A Candidate’s Experience With Recruiting Tech

Her first assumption, when informed about a video interview, was that it would be over Skype. Her first shock was learning that there would not be another person on the other end; but rather a technology platform, which would ask the questions. “It took me a while to understand that my first interviewer would not be a human. This was unfamiliar territory.” After she realized that she would be talking to a technology platform, her next reaction was a flood of questions, mixed with anxiety.

  • “What questions will it ask?”
  • “How much time will I have to answer questions?”
  • “What if I don’t like my response; can I have a do-over?”
  • “Will the employer be tracking how many do-overs, pauses and breaks I take?”
  • “Will the technology be analyzing facial expressions, ticks, as part of my answer?”

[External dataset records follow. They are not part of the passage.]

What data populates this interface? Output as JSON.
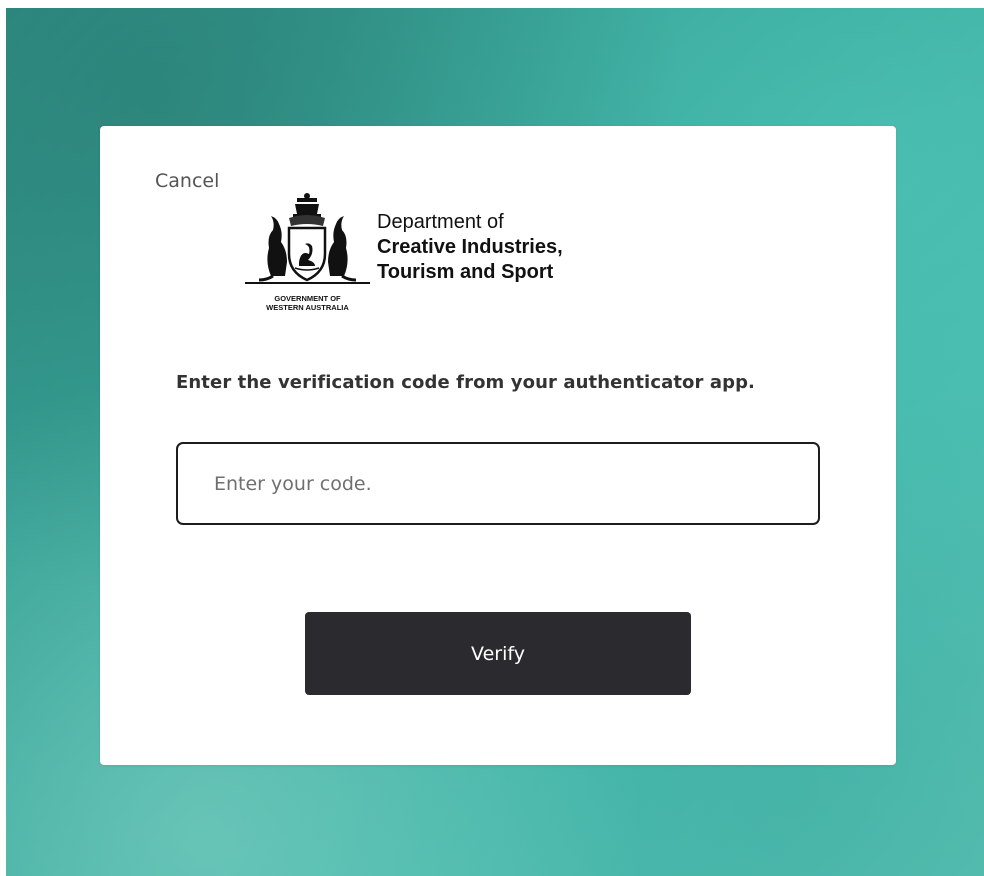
{
  "card": {
    "cancel_label": "Cancel",
    "logo": {
      "gov_line1": "GOVERNMENT OF",
      "gov_line2": "WESTERN AUSTRALIA",
      "dept_line1": "Department of",
      "dept_line2": "Creative Industries,",
      "dept_line3": "Tourism and Sport"
    },
    "instruction": "Enter the verification code from your authenticator app.",
    "code_input": {
      "placeholder": "Enter your code.",
      "value": ""
    },
    "verify_label": "Verify"
  },
  "colors": {
    "background_accent": "#3aa89c",
    "button_bg": "#2b2b2f",
    "button_text": "#ffffff",
    "input_border": "#1d1d1d"
  },
  "icons": {
    "crest": "wa-coat-of-arms-icon"
  }
}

While the technology provider did its best to answer her concerns and was very supportive, there were some anxieties they could not address — such as the underlying reasons why the employer would put various time limits on questions, or if they would track the number of retakes and how that information would be evaluated.

During the interview, she spent hours in a locked room judging her responses and deciding if she should do a re-take or move on. “Being a perfectionist, this was not an easy process. On top of that, the unknowns were frustrating.”

She was eventually called in for an in-person interview and discovered an employer only trying to filter out non-serious candidates before investing time and energy on the next stage. Luckily for the employer, my friend was already familiar with the company, and so her negative experience was tempered by other information. Nevertheless, the experience did not reflect well on the employer.

My Take on Recruiting Tech

Despite my friend’s account, I found clear advantages to using recruiting technology platforms and, as a data-driven business consultant, I would encourage their use. However, I would also strongly suggest that employers think about the Employer Brand and plan more carefully before deploying recruiting technology.

I often talk and write about the explosion of marketing technology and how it can lead companies to focus on tactical wins while ignoring or hurting long-term consumer brand development. I would also apply the same caution to recruiting technologies, because I believe many companies are going to hurt their Employer Brand as they become enamored with new capabilities.

The right solution should begin with a vision of the Employer Brand you are trying to build and answer some important questions, such as:

  • When building the Employer Brand using technology, what will you measure and why?
  • What are the anxieties that might be created by injecting technology into the employer-employee relationship?
  • What are the trade-offs (short-term and long-term)?

While automation may be shrinking the workforce in the next decade or two (maybe not), most expectations are that the need for creative talent will increase. This means that your Employer Brand is likely to be a critical component of how companies will recruit the best creative talent. Getting lost in the land of shiny objects is not something competitive companies will be able to afford.